Disconnected from any other aspect of his argument, Feldman states that Supreme Court Justices are too “isolated” from the rest of society, leading to their making “isolated” decisions.


The disengagement from public life that followed has had real costs. Isolated justices make isolated decisions. It is difficult to imagine justices who drank regularly with presidents deciding that a lawsuit against a sitting executive could go forward while he was in office, or imagining that the suit would not take up much of the president’s time. Yet that is precisely what the court did by a 9-to-0 vote in the 1997 case of Clinton v. Jones. The court’s mistaken practical judgment opened the door to President Bill Clinton’s testimony about Monica Lewinsky and the resulting impeachment that preoccupied the government for more than two years as Osama bin Laden laid his plans.

Does Feldman really believe that the absurd notion that Bill Clinton’s administration wouldn’t be, oh, “busy” dealing with the penumbras of Monica Lewinsky’s blue dress was due to their lack of political engagement?  Hey, they’re allowed to read the Times in chambers.  The error of judgment there, and if Feldman is paying attention, in a plethora of criminal cases where the notion of New Professionalism in policing informs their decisions, isn’t because they don’t have access to the same information as the rest of us.

Noah Feldman asserts that if we let Supreme Court Justice indulge in their politics like anyone else, because they are human, you know, they will somehow manifest a connection to the rest of society that will make their decisions more meaningful, real and effective.  And two plus two equals banana.

First the flaw: If justices were given free reign to openly become advocates for political positions, then we would have no reason to expect them to do otherwise.  They would hold firm to politicized positions, which would immediately become their justification for appointment, and would reflect nothing more than the party with the clout and opportunity to load the court with its adherents.  It would be like Congress, except with life tenure.

Of course, it might well be argued that this is what we have already, although it’s kept somewhat under cover to avoid the flagrant appearance of impropriety.  Nobody suspects that appointments ignore the justices political views, even though they proclaims impartiality before the Senate by mouthing the words on the script. 

While it’s somewhat true, and more true in certain cases such as Justices Alito and Thomas, it’s not nearly as true as most of us suspect.  Associate Justice Antonin Scalia, for all the flak he takes, has been on the right side of some of the most pro-defendant decisions around, authoring Crawford for example.  While the left hates him dearly, he’s added greatly to trial fairness. 

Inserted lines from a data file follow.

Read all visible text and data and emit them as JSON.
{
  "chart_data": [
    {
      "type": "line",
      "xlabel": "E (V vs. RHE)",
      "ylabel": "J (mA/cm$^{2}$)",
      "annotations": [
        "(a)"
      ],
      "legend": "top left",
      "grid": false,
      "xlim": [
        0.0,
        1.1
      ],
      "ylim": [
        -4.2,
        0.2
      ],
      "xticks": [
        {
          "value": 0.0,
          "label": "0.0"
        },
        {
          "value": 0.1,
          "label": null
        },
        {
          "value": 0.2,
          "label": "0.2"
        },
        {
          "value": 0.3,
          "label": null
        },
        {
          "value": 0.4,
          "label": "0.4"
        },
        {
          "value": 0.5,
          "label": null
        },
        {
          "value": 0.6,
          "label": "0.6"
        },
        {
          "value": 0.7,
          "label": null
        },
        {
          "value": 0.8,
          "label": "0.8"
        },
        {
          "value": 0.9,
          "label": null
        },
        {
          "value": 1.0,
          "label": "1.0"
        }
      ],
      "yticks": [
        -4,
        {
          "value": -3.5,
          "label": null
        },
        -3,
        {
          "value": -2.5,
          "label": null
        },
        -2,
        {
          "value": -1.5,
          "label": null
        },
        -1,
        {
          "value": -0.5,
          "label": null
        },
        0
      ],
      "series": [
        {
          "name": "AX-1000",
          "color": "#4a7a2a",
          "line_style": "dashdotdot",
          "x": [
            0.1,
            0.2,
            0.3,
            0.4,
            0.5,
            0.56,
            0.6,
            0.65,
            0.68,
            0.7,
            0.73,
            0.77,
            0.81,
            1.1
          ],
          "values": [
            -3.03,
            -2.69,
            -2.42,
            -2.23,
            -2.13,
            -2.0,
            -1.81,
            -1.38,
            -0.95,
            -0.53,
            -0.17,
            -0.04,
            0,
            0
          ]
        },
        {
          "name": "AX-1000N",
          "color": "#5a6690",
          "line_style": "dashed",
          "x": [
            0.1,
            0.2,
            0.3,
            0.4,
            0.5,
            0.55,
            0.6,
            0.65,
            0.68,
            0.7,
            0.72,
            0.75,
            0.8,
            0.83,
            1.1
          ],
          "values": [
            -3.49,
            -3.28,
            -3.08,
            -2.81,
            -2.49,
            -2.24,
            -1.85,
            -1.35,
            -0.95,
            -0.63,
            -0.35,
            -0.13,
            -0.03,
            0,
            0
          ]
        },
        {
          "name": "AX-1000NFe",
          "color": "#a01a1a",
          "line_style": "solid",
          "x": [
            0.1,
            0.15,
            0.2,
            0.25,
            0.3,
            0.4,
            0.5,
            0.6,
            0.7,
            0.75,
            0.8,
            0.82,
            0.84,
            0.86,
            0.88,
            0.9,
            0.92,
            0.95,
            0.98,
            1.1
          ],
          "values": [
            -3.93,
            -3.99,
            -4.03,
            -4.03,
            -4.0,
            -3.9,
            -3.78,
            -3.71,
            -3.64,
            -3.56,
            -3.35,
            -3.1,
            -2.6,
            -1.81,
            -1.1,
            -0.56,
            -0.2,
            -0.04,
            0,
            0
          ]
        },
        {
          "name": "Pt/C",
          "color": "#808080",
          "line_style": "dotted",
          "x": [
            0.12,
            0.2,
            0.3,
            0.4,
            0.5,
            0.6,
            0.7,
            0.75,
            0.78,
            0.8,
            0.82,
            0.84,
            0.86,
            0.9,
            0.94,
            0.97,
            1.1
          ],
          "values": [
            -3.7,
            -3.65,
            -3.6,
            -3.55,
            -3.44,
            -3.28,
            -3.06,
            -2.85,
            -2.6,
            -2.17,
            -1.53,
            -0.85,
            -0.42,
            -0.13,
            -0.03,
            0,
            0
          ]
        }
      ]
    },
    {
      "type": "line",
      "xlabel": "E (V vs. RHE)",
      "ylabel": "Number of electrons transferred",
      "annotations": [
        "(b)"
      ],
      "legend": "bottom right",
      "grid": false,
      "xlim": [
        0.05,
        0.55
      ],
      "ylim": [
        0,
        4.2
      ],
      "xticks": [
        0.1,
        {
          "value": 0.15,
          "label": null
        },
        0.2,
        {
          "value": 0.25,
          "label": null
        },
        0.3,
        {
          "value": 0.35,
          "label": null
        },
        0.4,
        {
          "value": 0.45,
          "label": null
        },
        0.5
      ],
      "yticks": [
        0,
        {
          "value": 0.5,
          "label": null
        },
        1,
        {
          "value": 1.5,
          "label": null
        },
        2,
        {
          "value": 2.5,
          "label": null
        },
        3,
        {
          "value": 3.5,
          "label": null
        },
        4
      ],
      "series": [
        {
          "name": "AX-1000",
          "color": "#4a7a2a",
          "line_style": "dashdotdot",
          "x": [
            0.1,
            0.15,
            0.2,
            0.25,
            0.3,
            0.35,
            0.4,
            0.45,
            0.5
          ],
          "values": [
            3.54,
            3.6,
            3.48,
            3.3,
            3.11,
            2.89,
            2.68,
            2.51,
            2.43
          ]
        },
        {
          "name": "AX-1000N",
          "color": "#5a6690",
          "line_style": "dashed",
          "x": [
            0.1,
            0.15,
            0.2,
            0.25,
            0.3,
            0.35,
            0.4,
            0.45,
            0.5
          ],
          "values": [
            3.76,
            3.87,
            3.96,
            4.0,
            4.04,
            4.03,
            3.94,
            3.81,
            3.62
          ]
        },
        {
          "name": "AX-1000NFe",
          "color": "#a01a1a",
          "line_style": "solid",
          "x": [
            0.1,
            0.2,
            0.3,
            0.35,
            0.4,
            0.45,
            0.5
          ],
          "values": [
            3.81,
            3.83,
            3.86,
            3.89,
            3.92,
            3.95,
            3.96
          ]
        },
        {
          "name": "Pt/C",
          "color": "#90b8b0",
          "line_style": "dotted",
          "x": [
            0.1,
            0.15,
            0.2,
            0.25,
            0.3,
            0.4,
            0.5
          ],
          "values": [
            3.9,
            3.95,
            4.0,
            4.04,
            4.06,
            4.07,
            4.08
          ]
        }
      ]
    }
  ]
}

By stripping our preconceived biases for the justices, the truth is that most haven’t voted as predictably along political lines as we believe.  It may be more a matter of judicial philosophy than politics, assuming the two are separable, but the outcomes show that we take our heroes where we find them.  I’m still waiting for a decent decision out of Justice Alito too, but hey, no one promised that every justice would eventually get something right.

The better solution to address Feldman’s beef isn’t to allow rank politics to permeate the Supreme Court, but to appoint people to the court who reflect the experience of real people in the real world.  When the universe of potential justices comes only from the most isolated of the elite, whether the ivory tower, the halls of justice (the Department of Justice, that is) or the Whitest of White Shoe firms, any complaint that they lack a sense of how life works on the streets has nothing to do with their wearing black robes.

Feldman would have done better to join the  Trench  Lawyer  Movement if he wants to expose the court to the real world.  Of course, Feldman, a professor at Harvard Law School born shortly after I purchased my first pair of earth shoes, may not be aware that more real lawyers, the ones connected to that public life he reads about in the Ivory Tower, can be found in the hallways of courthouses than anywhere else.

And having enjoyed a seat at the longest running floating poker game on the Long Island Railroad, any president inclined to let a trench lawyer cum justice into his poker game better know how to play cards.  We’re hard to bluff.